Thursday 26 March 2020

Book review: Poppy, Drusilla Modjeska (1990)

My copy of this fictionalised biography of the author’s mother has a sticker on the back saying “$16.95” stamped with the name of the bookstore (Gleebooks), and a sticker on the front saying “$3.00” that shows it was bought subsequently at a sale, probably at one of the charity book events that are held regularly in Australia’s major cities.

The cover design is of its time (as all book covers are, despite the fact that good books, like this one, are timeless) and is made in pale blue and a dark pink, with black and grey in some parts. The mixture of different fonts is typical of the era, as is the inclusion, in the text, of a number of dreams; such elements serve to form part of the book’s fictional hemisphere.


I almost gave up after reading about two-thirds of it at which point, in terms of the narrative, the fabric of the book started to loosen. I persisted after a delay of a couple of days and was glad to have followed the thread to its end.

This work is also a kind of literary journalism, and the author is included as a protagonist in the narrative (something that must have happened anyway considering her relationship to the main character). But names have been changed, so the author appears as someone named Lalage though she does retain certain characteristics that tie her closely to the figure of the author, being for example an avid reader from childhood. 

‘Poppy’ explicates the author’s life in a good deal of detail, using, among other things, the mother’s diaries and some diaries from a man named Marcus, a Catholic priest Poppy has a relationship with. Not all the diaries are made available to the author as Poppy destroyed some, notably those that deal with the beginnings of her affair with Marcus. 

There are no neat lessons that emerge from the story, although it is notable how the author doesn’t point out explicitly – though she cannot have been unaware that a reader would come to realise this – that it was precisely the same social shifts that prompted Richard, Lalage’s father, to abandon Poppy that allowed Poppy to subsequently make a career in the British probation service.
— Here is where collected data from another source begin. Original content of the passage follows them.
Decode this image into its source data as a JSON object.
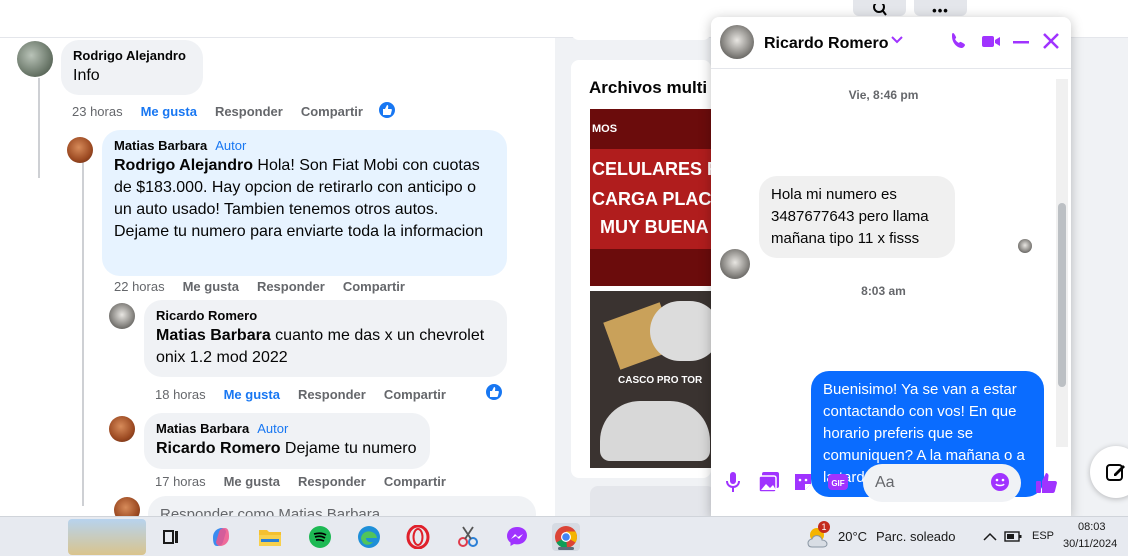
{
  "topbar": {
    "search_icon": "search-icon",
    "menu_icon": "more-icon"
  },
  "comments": [
    {
      "author": "Rodrigo Alejandro",
      "badge": "",
      "mention": "",
      "text": "Info",
      "time": "23 horas",
      "like": "Me gusta",
      "reply": "Responder",
      "share": "Compartir"
    },
    {
      "author": "Matias Barbara",
      "badge": "Autor",
      "mention": "Rodrigo Alejandro",
      "text": " Hola! Son Fiat Mobi con cuotas de $183.000. Hay opcion de retirarlo con anticipo o un auto usado! Tambien tenemos otros autos. Dejame tu numero para enviarte toda la informacion",
      "time": "22 horas",
      "like": "Me gusta",
      "reply": "Responder",
      "share": "Compartir"
    },
    {
      "author": "Ricardo Romero",
      "badge": "",
      "mention": "Matias Barbara",
      "text": " cuanto me das x un chevrolet onix 1.2 mod 2022",
      "time": "18 horas",
      "like": "Me gusta",
      "reply": "Responder",
      "share": "Compartir"
    },
    {
      "author": "Matias Barbara",
      "badge": "Autor",
      "mention": "Ricardo Romero",
      "text": " Dejame tu numero",
      "time": "17 horas",
      "like": "Me gusta",
      "reply": "Responder",
      "share": "Compartir"
    }
  ],
  "reply_box": {
    "placeholder": "Responder como Matias Barbara"
  },
  "media": {
    "title": "Archivos multi",
    "tile1_lines": [
      "MOS",
      "CELULARES RO",
      "CARGA PLACAS",
      "MUY BUENA"
    ],
    "tile2_caption": "CASCO PRO TOR"
  },
  "chat": {
    "name": "Ricardo Romero",
    "timestamp1": "Vie, 8:46 pm",
    "incoming": "Hola mi numero es 3487677643 pero llama mañana tipo 11 x fisss",
    "timestamp2": "8:03 am",
    "outgoing": "Buenisimo! Ya se van a estar contactando con vos! En que horario preferis que se comuniquen? A la mañana o a la tarde?",
    "input_placeholder": "Aa",
    "accent": "#a033ff",
    "bubble_out": "#0a6cff"
  },
  "taskbar": {
    "weather_temp": "20°C",
    "weather_desc": "Parc. soleado",
    "weather_badge": "1",
    "lang": "ESP",
    "time": "08:03",
    "date": "30/11/2024"
  }
}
Lalage was born in the 1940s, so times were a-changing, and it was Poppy’s generation – the generation that came of age at the time of WWII – that was exposed to many of the social and political adjustments in the developed world that came to be known as the counter-culture.

Modjeska makes a good point when she uses Poppy to point out that while “family” was important as an idea used in the public sphere to moderate the effect of the changes, when push came to shove her husband was unfaithful and her parents blamed her for the illness that took her into an institution for the mentally ill. So family let Poppy down even while it asked her to maintain itself as an institution, but Poppy would make some of her parents’ ideas her own when it came time to settle her own daughters. The matter of love and marriage returns again and again as something to be dealt with.
You can feel Poppy’s generation welcoming change – change from the 19th century values of their parents – but you can also feel Lalage’s generation having second thoughts despite the drastic alterations that took place to make life easier for women. 

There is so much that is fluid, especially with regard to romance. I found similar misgivings and hesitations expressed in the biopic of Mary Shelley that came out a couple of years ago and which was reviewed on this blog. While changes at the beginning of the 19th century made the community more responsive to the individual’s needs, it disadvantaged women as the security of marriage – necessary, in those days (and, for that matter, still nowadays), to provide a solid foundation for the raising of children – began to disappear as sexual liberation gathered pace. 

Jane Austen explores precisely this theme in ‘Mansfield Park’ (1814) and such ideas are explored in Modjeska’s book, but in the end words – in which she puts so much stock – fail her and only the characters are able to express what she took it upon herself to communicate. There are no easy answers, the glib lines of sung heroines are not up to the job at hand, and the ending seems weak until you get to the final word, at which point the metaphor of the labyrinth looks attractive and the book assumes a shape resembling a noontime soap opera, where close personal relationships are the primary locus of sense-making. The whole story has to be told to understand what feminism has meant to Modjeska’s generation. 

Like Elizabeth Gilbert’s 2006 memoir ‘Eat, Pray, Love’, ‘Poppy’ attempts to understand the nature of the maternal, and is possibly a better book. While the biological imperative looms large – women desire stable relationships with men due to the need to raise children – both Poppy and Lalage began to contemplate the necessity of a spiritual dimension to life in order to understand their worlds, something that I found revelatory. 

Complexity is what I especially admired in this work; you cannot ignore certain things but they are not stuck in your face like a gun pointed at a hero in an action thriller. You have to do some of the work yourself though, and the story is sometimes hard to follow since people are frequently named without any context so, for example, I never worked out who Jacob was even though his name appears in the text often. This tactic performs a role in maximising the “etrangement” the book uses, the “making strange” – something authors deploy in order to put a new spin on ideas – and you feel at times as though you are hearing things about a family you don’t know well. Which is appropriate because that is precisely what you are reading.

Through the stories of these people – China, the author’s grandmother, Poppy, the author’s mother, and Lalage, the author herself – you learn a good deal about being a woman in the 20th century or, at least, in the period after WWI. The changes that took place in society are given prominence and you feel as though you have come to some sort of accommodation with ideas that changed the world.